Ain’t nobody got time for that!

Beef and scallion “rolls

Sauteed bok choy and broccoli

Unrolled and unconcerned

Unrolled and unconcerned

Slice a pound of beef tenderloin or sirloin into 8 slices.  Place each slice between pieces of plastic wrap, being careful not to let the plastic wrap do the thing that it ALWAYS does where it sticks to itself, pound lightly until 1/8 inch thick.  Place delicate, little slices of bell pepper and green onion on to the slices, roll them tightly and secure with a toothpick.  Brown them on the stove.  Still with me?  I’m not.  I didn’t do any of this.  I took that beef, the bell pepper, and the green onion, chopped it into pieces and stir fried it in a non-stick skillet.  Then I added the soy sauce, vinegar, and sugar, made an awesome sauce and tossed it all together.  You know what?  It was good enough for me.

The bok choy and broccoli was probably a bigger hassle than the beef just because of all the prep it takes to cut up those vegetables.  I also overcrowded the pot and wound up jamming things down in there haphazardly.  It has a wonderful flavor and goes perfectly with the beef and scallion stir fry.

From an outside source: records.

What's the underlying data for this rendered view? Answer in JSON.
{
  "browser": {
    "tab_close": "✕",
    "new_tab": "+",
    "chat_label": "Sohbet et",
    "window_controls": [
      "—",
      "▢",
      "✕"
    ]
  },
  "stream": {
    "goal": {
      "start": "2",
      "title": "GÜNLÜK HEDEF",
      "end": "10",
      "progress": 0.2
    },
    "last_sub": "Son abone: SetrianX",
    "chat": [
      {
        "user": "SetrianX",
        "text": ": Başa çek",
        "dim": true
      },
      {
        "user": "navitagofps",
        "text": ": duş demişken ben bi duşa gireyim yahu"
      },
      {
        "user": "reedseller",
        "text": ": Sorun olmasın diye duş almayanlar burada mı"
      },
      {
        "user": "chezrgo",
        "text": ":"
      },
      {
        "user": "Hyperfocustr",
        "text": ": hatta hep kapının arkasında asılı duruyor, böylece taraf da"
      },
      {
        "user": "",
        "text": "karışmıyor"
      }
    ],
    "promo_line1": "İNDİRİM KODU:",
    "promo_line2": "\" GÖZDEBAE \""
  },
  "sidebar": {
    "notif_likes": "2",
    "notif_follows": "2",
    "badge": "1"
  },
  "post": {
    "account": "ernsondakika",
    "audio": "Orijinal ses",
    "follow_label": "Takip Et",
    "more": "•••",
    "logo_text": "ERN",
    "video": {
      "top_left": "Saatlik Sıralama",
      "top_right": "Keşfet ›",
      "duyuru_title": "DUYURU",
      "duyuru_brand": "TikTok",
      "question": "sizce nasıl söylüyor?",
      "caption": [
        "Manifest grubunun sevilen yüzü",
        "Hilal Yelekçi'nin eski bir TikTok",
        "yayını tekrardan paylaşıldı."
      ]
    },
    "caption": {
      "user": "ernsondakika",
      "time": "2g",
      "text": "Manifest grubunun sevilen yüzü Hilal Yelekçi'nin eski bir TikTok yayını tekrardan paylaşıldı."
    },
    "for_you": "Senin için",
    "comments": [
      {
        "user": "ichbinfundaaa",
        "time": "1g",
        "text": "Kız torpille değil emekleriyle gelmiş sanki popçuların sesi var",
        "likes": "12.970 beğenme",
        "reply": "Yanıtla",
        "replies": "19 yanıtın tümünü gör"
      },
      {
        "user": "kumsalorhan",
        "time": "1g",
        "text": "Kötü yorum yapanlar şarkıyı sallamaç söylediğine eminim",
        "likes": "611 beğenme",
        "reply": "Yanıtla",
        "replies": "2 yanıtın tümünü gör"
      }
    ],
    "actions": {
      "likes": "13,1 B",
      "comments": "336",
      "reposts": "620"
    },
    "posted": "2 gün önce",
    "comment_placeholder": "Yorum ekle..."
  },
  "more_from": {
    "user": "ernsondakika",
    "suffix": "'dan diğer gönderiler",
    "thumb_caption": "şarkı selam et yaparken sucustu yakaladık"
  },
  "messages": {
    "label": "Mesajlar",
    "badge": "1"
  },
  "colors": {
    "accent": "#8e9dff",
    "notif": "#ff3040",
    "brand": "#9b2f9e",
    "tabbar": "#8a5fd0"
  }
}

French cut green beans with dill butter

Know why most of the entree is gone?  Because we got tired of waiting for the beans to be done.

Know why most of the entree is gone? Because we got tired of waiting for the beans to be done.

What’s French for tedious?  Apparently, “fastidieux.”  Haricots vert et fastidieux.  That’s what these are.  Listen to these instructions and you’ll wish you were pounding little pieces of beef to 1/8 inch thick.

  1. Trim both ends of beans with a paring knife or snap off
  2. Cut beans in half into approximately equal-size pieces (really?)
  3. With a paring knife, carefully split each bean in half lengthwise
  4. Ask yourself why you ever decided to start this blog in the first place

The last step might not have been strictly necessary.  Yeah, they were tasty.  Yeah, they have a nicer texture than cooked green beans normally do.  Yeah, the dill and the butter are great additions.  It’s just…well…as a wise woman once said…

Fastest salmon in the west

Salmon with mustard-dill sauce

served with snap peas

served with snap peas

Serves 4. Prep time: 5 minutes. Total time: 15 minutes (really)

  • 4 skinless salmon filets (about 6 ounces each)
  • coarse salt and ground pepper
  • 2 T grainy mustard
  • 2 T Dijon mustard
  • 1 t brown sugar
  • 2 T snipped fresh dill
  • 1 scallion, thinly sliced
  1. Preheat oven to 450.  Place salmon on a rimmed baking sheet; sea on with salt and pepper.  Roast until salmon is opaque, 8-10 minutes.  Seriously.
  2. Meanwhile, in a  small bowl, stir together the mustards, sugar, and 1 T water until smooth.  Stir in dill and scallion.  Serve salmon with sauce.  Do a cartoonish double take at the clock.  High five the nearest human or cat.

-adapted from Everyday Food, Issue 45, September 2007, p. 41

I love it when a recipe that says it will take 15 minutes actually takes 15 minutes.  This is one of those recipes.

How does it taste?  Quite nice!  It has a bright flavor.  I thought the brown sugar was a good touch to balance out the other sour and salty flavors in the sauce.  Plus, if you already bought the dill to make the dill feta scramble in this issue, then you might as well make this one too.